Tu sembles particulièrement à l’aise pour écrire des héroïnes. Est-ce plus naturel pour toi de te glisser dans la peau d’un personnage féminin ?
Oui, parce que j’en tombe plus facilement amoureux. Pour La femme la plus dangereuse du monde, je me suis inspiré en partie de mon épouse qui adore jouer les justicières impétueuses, mais qui heureusement sait se contrôler pour ne pas basculer dans la criminalité.

Pour conclure

Si Maïa et Aliana se rencontraient… elles s’entendraient, tu crois ?
J’en suis persuadé. Outre le handicap, physique pour l’une, psychique pour l’autre, elles partagent une personnalité borderline et n’hésitent pas à frayer avec la mort.

Ces deux romans montrent des femmes en lutte, chacune à leur manière. Qu’aimerais-tu que les lectrices (et lecteurs !) retiennent en les refermant ?
Mario Vargas Llosa qui nous a quittés récemment disait que la littérature nous permet de fuir une réalité hostile tout en nous aidant à mieux la saisir. Je suis d’accord avec ça. Lire des histoires, c’est apprendre à vivre. Ce que j’espère, c’est qu’en refermant ces deux romans, mes lecteurs se soient non seulement divertis et aient été fortement émus, mais aussi que ces deux histoires aient apporté un petit plus dans leur existence.

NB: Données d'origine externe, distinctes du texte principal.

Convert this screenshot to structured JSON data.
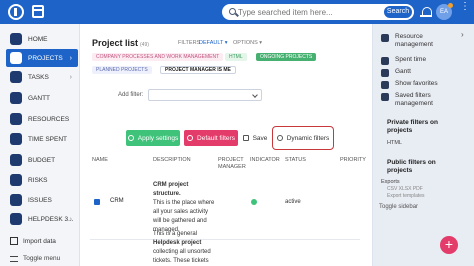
{
  "topbar": {
    "search_placeholder": "Type searched item here...",
    "search_button": "Search",
    "avatar_initials": "EA"
  },
  "sidebar": {
    "items": [
      {
        "label": "HOME",
        "icon": "home-icon"
      },
      {
        "label": "PROJECTS",
        "icon": "projects-icon",
        "active": true
      },
      {
        "label": "TASKS",
        "icon": "tasks-icon"
      },
      {
        "label": "GANTT",
        "icon": "gantt-icon"
      },
      {
        "label": "RESOURCES",
        "icon": "resources-icon"
      },
      {
        "label": "TIME SPENT",
        "icon": "clock-icon"
      },
      {
        "label": "BUDGET",
        "icon": "budget-icon"
      },
      {
        "label": "RISKS",
        "icon": "risks-icon"
      },
      {
        "label": "ISSUES",
        "icon": "issues-icon"
      },
      {
        "label": "HELPDESK 3...",
        "icon": "helpdesk-icon"
      }
    ],
    "import_label": "Import data",
    "toggle_label": "Toggle menu"
  },
  "main": {
    "title": "Project list",
    "count": "(49)",
    "filters_label": "FILTERS",
    "filters_default": "DEFAULT ▾",
    "options_label": "OPTIONS ▾",
    "chips": [
      "COMPANY PROCESSES AND WORK MANAGEMENT",
      "HTML",
      "ONGOING PROJECTS",
      "PLANNED PROJECTS",
      "PROJECT MANAGER IS ME"
    ],
    "add_filter_label": "Add filter:",
    "buttons": {
      "apply": "Apply settings",
      "default": "Default filters",
      "save": "Save",
      "dynamic": "Dynamic filters"
    },
    "columns": [
      "NAME",
      "DESCRIPTION",
      "PROJECT MANAGER",
      "INDICATOR",
      "STATUS",
      "PRIORITY"
    ],
    "rows": [
      {
        "name": "CRM",
        "desc_lines": [
          "CRM project structure.",
          "This is the place where",
          "all your sales activity",
          "will be gathered and",
          "managed."
        ],
        "status": "active"
      }
    ],
    "row2_desc_lines": [
      "This is a general",
      "Helpdesk project",
      "collecting all unsorted",
      "tickets. These tickets"
    ]
  },
  "right_sidebar": {
    "items": [
      {
        "label": "Resource management",
        "icon": "resource-management-icon"
      },
      {
        "label": "Spent time",
        "icon": "spent-time-icon"
      },
      {
        "label": "Gantt",
        "icon": "gantt-icon"
      },
      {
        "label": "Show favorites",
        "icon": "star-icon"
      },
      {
        "label": "Saved filters management",
        "icon": "filter-icon"
      }
    ],
    "private_filters_title": "Private filters on projects",
    "private_filter_html": "HTML",
    "public_filters_title": "Public filters on projects",
    "exports_label": "Exports",
    "exports_formats": "CSV  XLSX  PDF",
    "exports_templates": "Export templates",
    "toggle_sidebar": "Toggle sidebar"
  },
  "colors": {
    "brand": "#1e64c8",
    "apply": "#3fc27a",
    "default": "#e33b6a",
    "highlight": "#c8383a"
  }
}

Et toi, quel genre de lecteur es-tu ? Tu frissonnes facilement ou tu restes de marbre ?
Je frissonne de moins en moins facilement même si je suis toujours friand de littérature et de cinéma horrifiques. Je suis aussi conscient que la peur est ce qu’il y a de plus difficile à provoquer, surtout en littérature où l’on ne dispose pas du son. Alors quand je réussi à faire sursauter un lecteur plongé dans un de mes romans, je jubile.

Si tu devais recommander un autre auteur ou autrice pour ceux qui ont aimé ces deux livres, ce serait qui ?
Je peux recommander deux romans. Simetierre de Stephen King, un roman horrifique qui parle de la mort mieux que n’importe quelle thèse ou essai sur le sujet. Et Transparences d’Ayerdhal dont l’héroïne est impressionnante.

Et enfin, à quoi peut-on s’attendre dans ton prochain roman ? (Spoiler autorisé ?)
Je travaille actuellement sur mes deux prochains romans : un thriller pour adultes et un thriller grand public. Les intrigues sont définies dans ma tête et les personnages existent. Ils sont là, à côté de moi. Je ne peux pas dévoiler le pitch car je n’ai encore rien proposé à mes éditeurs. Ce que peux dire c’est que ces romans vont traiter tous les deux mais de manière radicalement différente de la faculté de tordre la réalité pour mieux la contrôler.